Don’t get me wrong. I find it inspiring and liberating - as a professional, as a man, as a professional’s husband, as the father of a girl and a boy - to wake up in such a world. It’s the kind of world that I hope I’m helping to build.
A problematic reception
To really do so, however, we must also face that the exceptionalism surrounding Mayer’s appointment also reveals another, more problematic norm. A subtler but no less pernicious form of discrimination that does without closed doors and put-downs - one that pegs individuals to a minority identity and invites them to enact or justify that identity’s stereotypes. Whether they like it or not, regardless of other identities they also hold. It does not seem to matter as much that Mayer is white, intelligent and Ivy league-educated, that she is wealthy and appears fit - that she is a card-carrying member of an elite - if she is a woman, mon Dieu! - and a mother.

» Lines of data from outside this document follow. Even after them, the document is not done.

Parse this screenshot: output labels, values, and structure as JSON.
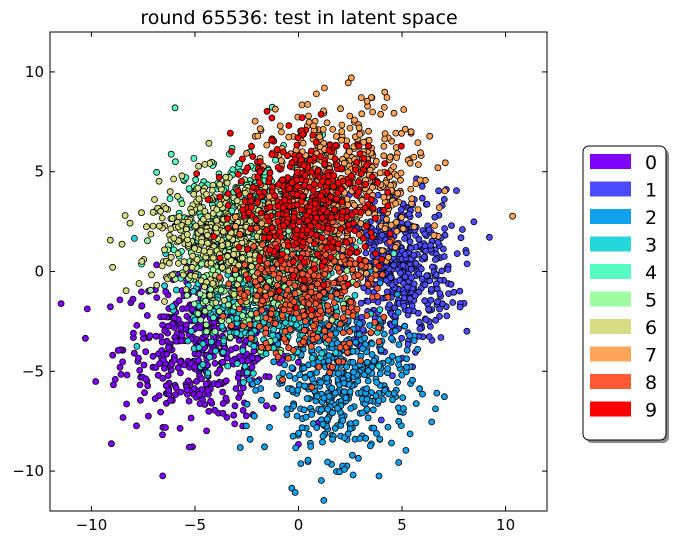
{
  "chart_data": {
    "type": "scatter",
    "title": "round 65536: test in latent space",
    "xlabel": "",
    "ylabel": "",
    "xlim": [
      -12,
      12
    ],
    "ylim": [
      -12,
      12
    ],
    "xticks": [
      -10,
      -5,
      0,
      5,
      10
    ],
    "yticks": [
      -10,
      -5,
      0,
      5,
      10
    ],
    "grid": false,
    "legend_position": "right",
    "series": [
      {
        "name": "0",
        "color": "#7f00ff",
        "center": [
          -4.5,
          -3.8
        ],
        "spread": [
          2.0,
          1.9
        ],
        "approx_points": 500
      },
      {
        "name": "1",
        "color": "#4b4bff",
        "center": [
          4.8,
          0.2
        ],
        "spread": [
          1.4,
          1.9
        ],
        "approx_points": 500
      },
      {
        "name": "2",
        "color": "#12a1ec",
        "center": [
          2.0,
          -5.5
        ],
        "spread": [
          1.7,
          1.9
        ],
        "approx_points": 500
      },
      {
        "name": "3",
        "color": "#25d7db",
        "center": [
          -1.5,
          -1.5
        ],
        "spread": [
          1.9,
          1.5
        ],
        "approx_points": 450
      },
      {
        "name": "4",
        "color": "#57fcc2",
        "center": [
          -2.0,
          2.5
        ],
        "spread": [
          2.0,
          1.6
        ],
        "approx_points": 450
      },
      {
        "name": "5",
        "color": "#9ffca0",
        "center": [
          -2.0,
          0.3
        ],
        "spread": [
          1.8,
          1.4
        ],
        "approx_points": 400
      },
      {
        "name": "6",
        "color": "#d5dc81",
        "center": [
          -3.5,
          1.8
        ],
        "spread": [
          2.0,
          1.4
        ],
        "approx_points": 450
      },
      {
        "name": "7",
        "color": "#ffa55a",
        "center": [
          2.2,
          4.5
        ],
        "spread": [
          1.9,
          1.9
        ],
        "approx_points": 500
      },
      {
        "name": "8",
        "color": "#ff5a33",
        "center": [
          0.3,
          -0.8
        ],
        "spread": [
          1.7,
          1.7
        ],
        "approx_points": 400
      },
      {
        "name": "9",
        "color": "#ff0000",
        "center": [
          0.5,
          3.5
        ],
        "spread": [
          1.8,
          1.6
        ],
        "approx_points": 450
      }
    ]
  }
}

This is why, en route to winning at the game of meritocracy, many Marissa Mayers out there have learned, more or less deliberately, more or less painfully, to make such deflecting statements as “I’m not a girl at Google. I am a geek at Google.” The kind of statement that may well help affiliate with other (i.e. male) geeks, free one up to focus on the job, succeed and get ahead - while at the same time confirming a nagging suspicion. That even in times and places where we’re admonished to pour our true selves into work, being a “geek", or a CEO, has to be kept separate from being a “girl". A disclaimer that is rarely expected of us “boys” old and young.
The lessons we must draw from this exceptional event, which reveals less about Mayer and Yahoo! than it does about our norms, is the following: Leaders, especially such visible ones, have to accept constant and ruthless scrutiny that won’t stop at their results. Followers, opponents and observers will always question their motives and lives. And they will account for the leader’s story in ways that reveal and serve their interest. Good leaders know it and work with it.
At the same time, we must take this opportunity to scrutinise, for once, not just the leader but also ourselves. To cast a light on the ways in which the stories we tell about our leaders - the patterns of thinking and feeling, actions and talk, which we take for granted - affect the efforts and opportunities to lead of those who appear different from us, and may not be as different as we make them to be.